The first two episodes of Obi-Wan Kenobi had everything a Star Wars fan can want. Big reveals and surprises, exciting action, lots of humor, questions answered, and even more asked. But really, the star of both episodes isn’t Ewan McGregor, as fantastic as he is here. It’s young Vivien Lyra Blair as 10-year-old Princess Leia. Her wit and charm feel like a direct line to Carrie Fisher, and that Lucasfilm was able to keep her reveal almost Baby Yoda-like in its secrecy made it that much better.
Odds are she won’t play too much of a role moving ahead, but that we got to meet Leia at this age was just lovely. An almost obvious, but still perfect, way to screw up Obi-Wan’s life in a way that justifies this series. We can’t wait to see what’s next.
- In the first episode, after Obi-Wan has his prequel nightmares, he asks for master Qui-Gon. Qui-Gon doesn’t show himself but I have to imagine that’s the seed of a reveal later in this series. I bet we do get to see Liam Neeson back as the Jedi Master.
- I’m kinda bummed the show only gave us a tiny bit of Uncut Jedis, played by Benny Safdie. The character seemed very intriguing even though it seems rather coincidental that two Jedi ended up in the same village on this massive planet, in an even bigger galaxy. Does Anchorhead do two for one Jedi exile discounts?

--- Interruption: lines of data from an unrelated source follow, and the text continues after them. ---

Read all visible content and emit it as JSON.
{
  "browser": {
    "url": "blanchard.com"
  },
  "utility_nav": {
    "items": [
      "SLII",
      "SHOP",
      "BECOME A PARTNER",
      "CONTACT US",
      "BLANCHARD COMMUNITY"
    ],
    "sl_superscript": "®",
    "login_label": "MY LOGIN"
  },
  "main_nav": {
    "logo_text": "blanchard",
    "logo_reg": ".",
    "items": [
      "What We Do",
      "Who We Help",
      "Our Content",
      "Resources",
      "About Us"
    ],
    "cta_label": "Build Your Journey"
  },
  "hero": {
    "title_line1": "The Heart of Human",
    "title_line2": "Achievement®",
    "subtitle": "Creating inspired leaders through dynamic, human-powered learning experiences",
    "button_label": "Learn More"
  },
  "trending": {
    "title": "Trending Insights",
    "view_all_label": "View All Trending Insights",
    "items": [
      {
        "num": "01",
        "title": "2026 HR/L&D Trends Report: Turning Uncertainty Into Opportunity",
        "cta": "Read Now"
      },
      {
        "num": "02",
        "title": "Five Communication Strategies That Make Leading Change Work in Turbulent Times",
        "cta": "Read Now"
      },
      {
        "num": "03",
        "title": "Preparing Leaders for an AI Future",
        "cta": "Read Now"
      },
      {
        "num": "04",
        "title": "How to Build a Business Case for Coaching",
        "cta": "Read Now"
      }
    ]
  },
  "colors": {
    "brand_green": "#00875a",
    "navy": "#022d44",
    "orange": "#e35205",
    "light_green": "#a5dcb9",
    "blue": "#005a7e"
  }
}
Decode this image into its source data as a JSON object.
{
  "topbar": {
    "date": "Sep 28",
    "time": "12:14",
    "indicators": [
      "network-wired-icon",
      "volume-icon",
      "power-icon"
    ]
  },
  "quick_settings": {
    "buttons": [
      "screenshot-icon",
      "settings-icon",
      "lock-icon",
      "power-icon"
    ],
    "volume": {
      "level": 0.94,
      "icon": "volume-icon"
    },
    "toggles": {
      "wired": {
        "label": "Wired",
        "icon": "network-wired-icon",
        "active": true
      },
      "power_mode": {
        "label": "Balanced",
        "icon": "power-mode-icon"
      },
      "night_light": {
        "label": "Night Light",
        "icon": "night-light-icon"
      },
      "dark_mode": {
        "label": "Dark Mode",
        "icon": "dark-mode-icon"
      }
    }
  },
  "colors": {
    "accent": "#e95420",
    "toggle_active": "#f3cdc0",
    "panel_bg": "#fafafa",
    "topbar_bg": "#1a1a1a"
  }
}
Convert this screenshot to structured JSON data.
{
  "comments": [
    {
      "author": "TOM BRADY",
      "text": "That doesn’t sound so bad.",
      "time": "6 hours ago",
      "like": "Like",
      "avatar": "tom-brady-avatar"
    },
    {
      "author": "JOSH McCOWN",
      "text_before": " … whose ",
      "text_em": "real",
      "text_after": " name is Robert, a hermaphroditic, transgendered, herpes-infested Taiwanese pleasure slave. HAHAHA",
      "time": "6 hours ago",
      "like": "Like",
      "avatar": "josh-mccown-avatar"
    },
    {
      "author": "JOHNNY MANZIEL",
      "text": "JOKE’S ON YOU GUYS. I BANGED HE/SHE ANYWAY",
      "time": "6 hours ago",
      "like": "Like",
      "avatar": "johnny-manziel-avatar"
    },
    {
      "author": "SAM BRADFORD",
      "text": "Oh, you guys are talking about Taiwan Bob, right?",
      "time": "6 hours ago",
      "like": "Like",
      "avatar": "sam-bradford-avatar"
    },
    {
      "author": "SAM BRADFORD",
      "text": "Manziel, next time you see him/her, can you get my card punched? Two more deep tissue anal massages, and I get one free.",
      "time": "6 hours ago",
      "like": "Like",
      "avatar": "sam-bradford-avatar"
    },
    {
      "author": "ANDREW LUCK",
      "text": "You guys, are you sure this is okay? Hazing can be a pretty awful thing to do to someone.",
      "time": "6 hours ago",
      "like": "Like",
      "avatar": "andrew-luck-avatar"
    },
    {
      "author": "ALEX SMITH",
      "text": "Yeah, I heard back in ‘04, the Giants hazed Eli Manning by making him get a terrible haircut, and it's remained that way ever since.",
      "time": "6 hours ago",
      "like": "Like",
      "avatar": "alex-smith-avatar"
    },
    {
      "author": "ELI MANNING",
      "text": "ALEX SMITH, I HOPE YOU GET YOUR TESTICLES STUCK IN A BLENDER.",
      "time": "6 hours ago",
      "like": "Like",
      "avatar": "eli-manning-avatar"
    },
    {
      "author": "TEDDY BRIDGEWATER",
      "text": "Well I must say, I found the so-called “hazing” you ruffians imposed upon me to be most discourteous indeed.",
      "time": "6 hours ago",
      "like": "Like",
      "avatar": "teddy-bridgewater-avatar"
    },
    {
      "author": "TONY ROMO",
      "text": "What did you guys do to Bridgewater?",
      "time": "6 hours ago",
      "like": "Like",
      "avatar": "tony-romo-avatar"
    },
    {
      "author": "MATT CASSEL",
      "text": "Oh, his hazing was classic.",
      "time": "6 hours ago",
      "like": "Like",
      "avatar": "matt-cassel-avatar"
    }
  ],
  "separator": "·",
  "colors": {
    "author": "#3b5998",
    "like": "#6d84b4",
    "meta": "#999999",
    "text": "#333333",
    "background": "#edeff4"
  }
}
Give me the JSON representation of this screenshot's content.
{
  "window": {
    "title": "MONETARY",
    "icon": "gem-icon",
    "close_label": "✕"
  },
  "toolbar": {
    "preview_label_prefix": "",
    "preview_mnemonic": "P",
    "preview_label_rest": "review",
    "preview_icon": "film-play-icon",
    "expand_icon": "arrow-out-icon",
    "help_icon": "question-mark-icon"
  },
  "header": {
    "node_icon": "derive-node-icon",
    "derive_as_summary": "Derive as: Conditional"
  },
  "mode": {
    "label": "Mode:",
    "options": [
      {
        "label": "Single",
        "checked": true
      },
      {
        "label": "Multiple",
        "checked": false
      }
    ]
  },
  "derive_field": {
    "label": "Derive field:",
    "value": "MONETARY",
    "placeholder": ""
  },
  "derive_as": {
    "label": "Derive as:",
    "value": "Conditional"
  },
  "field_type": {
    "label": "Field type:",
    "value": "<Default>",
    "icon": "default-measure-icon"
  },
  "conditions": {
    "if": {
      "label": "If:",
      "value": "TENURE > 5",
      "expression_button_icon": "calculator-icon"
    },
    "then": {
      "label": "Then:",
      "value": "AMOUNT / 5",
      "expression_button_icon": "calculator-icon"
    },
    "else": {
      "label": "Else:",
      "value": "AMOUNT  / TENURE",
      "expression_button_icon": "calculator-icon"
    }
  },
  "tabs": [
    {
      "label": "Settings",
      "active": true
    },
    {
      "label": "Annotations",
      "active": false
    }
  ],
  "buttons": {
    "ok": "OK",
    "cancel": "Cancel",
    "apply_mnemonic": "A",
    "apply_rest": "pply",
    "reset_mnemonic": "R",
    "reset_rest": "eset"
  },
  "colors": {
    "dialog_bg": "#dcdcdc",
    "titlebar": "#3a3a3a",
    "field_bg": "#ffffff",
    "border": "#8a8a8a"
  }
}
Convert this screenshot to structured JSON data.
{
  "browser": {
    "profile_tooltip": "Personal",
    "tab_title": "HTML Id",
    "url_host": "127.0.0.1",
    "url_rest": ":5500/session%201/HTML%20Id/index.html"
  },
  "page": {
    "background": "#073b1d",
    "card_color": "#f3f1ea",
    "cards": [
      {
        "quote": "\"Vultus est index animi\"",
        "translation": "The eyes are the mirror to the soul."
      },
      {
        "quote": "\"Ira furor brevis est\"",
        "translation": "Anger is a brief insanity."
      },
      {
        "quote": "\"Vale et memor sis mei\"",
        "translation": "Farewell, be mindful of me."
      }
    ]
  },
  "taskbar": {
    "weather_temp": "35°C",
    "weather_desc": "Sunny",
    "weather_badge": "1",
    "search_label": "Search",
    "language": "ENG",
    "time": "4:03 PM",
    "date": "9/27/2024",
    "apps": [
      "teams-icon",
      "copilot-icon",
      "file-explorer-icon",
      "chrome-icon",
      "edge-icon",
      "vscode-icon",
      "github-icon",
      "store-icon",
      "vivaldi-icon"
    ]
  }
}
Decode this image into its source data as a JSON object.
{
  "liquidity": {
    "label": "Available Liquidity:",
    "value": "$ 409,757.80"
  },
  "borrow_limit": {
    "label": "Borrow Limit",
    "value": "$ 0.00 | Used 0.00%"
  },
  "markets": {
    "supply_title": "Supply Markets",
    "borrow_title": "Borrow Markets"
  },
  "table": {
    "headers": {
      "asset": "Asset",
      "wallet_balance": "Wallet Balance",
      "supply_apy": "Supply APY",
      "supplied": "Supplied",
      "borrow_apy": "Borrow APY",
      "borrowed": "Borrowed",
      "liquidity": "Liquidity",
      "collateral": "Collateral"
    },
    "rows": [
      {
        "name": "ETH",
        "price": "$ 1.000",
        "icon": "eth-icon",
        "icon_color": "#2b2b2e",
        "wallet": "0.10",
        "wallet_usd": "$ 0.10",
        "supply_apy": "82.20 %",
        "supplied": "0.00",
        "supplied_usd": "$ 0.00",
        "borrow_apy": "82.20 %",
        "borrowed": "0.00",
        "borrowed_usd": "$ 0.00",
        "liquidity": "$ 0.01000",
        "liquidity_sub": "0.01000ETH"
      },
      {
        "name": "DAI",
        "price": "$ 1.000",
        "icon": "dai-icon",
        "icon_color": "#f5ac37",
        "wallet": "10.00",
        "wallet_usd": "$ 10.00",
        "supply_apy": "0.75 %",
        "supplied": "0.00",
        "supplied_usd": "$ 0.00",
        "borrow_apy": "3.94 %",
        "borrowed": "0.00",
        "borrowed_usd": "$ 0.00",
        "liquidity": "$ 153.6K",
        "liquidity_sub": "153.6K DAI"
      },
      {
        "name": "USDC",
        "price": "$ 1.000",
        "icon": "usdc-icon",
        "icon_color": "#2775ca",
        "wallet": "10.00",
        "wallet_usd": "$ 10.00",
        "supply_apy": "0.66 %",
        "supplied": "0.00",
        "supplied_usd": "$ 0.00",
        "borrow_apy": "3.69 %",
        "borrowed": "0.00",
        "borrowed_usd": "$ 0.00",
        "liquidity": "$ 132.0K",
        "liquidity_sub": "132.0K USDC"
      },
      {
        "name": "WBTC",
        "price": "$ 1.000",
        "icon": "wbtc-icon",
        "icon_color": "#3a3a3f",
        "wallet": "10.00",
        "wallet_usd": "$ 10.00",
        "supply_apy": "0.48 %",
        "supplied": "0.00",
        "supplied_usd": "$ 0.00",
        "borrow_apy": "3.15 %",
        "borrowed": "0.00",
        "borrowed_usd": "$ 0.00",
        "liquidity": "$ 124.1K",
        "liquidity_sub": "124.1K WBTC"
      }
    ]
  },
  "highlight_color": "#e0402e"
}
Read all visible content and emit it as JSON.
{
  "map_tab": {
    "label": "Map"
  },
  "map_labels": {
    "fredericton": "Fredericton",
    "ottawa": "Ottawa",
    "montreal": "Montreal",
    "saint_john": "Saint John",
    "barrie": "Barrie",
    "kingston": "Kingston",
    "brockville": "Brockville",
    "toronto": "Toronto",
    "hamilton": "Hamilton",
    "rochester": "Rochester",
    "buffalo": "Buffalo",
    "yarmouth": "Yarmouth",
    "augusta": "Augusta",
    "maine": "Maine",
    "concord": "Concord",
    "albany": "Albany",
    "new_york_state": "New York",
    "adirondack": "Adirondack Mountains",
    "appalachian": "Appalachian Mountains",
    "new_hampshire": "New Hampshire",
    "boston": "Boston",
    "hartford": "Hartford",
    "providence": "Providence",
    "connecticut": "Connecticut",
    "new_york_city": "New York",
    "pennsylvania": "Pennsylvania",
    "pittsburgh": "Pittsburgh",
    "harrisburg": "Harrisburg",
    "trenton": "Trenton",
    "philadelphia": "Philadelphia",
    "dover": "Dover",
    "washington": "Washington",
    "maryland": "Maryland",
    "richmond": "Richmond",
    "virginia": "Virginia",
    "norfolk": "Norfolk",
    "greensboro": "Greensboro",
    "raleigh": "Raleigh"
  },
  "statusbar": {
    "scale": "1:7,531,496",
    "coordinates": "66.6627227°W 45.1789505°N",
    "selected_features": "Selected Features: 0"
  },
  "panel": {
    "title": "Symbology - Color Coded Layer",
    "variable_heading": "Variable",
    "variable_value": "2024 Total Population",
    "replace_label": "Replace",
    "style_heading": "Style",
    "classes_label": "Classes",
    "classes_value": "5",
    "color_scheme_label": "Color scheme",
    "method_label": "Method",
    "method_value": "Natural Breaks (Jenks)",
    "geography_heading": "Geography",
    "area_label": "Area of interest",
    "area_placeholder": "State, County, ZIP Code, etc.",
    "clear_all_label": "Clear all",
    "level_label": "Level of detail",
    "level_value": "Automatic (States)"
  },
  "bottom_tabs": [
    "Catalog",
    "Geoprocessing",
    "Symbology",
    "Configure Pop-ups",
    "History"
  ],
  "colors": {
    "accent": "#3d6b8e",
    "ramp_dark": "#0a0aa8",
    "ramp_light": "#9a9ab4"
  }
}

- I didn’t mention it in the write-up but I’ve gotta throw some love to Flea as the leader of the kidnapping bounty hunters hired by Reva. He’s so creepy and weird and fits into Star Wars so well.
- Besides the young Leia reveal, seeing Temuera Morrison as “Veteran Clone Trooper” was probably the second biggest surprise. Even if every single person watching probably thought it was Captain Rex or another famous trooper. But no. Just one of many. Still a great cameo though.
- Did anyone else get Breaking Bad vibes when Obi-Wan broke into the place Leia was? I kept thinking to myself, “I’d buy a toy of Walter White-Wan.”
- So, do we think the Grand Inquisitor is dead? He can’t be, right? Unless this is just one Grand Inquisitor which explains why he’s a little chunkier than the one in the Rebels animated series. Maybe that’s a new Grand Inquisitor. I guess we’ll find out next week.
Let’s end this recap with a little more Leia talk. On the one hand, bringing in Princess Freaking Leia seems almost as constrictive as Luke Skywalker on The Mandalorian. Of course, it’s just all about the Skywalkers again. And yet, Kenobi’s story is actually about these kids. He and the Organas have vowed to protect them and nothing else. So it makes perfect sense for the show, in this time period, to feature her, even if it’s a little obvious. Obvious, but very satisfying.
And yet, this seems a pretty formative adventure. Did she really not... remember any of this? When she asks Obi-Wan for help in A New Hope, she mentions his connection to her father, not any relationship they had. However, she also tells Luke in Return of the Jedi that she doesn’t remember her mother when clearly she has a great relationship with her here (even if we’ve perhaps retroactively been able to conflate the meaning of that line to be Padmé rather than Breha). So maybe it all tracks, but it was on my mind!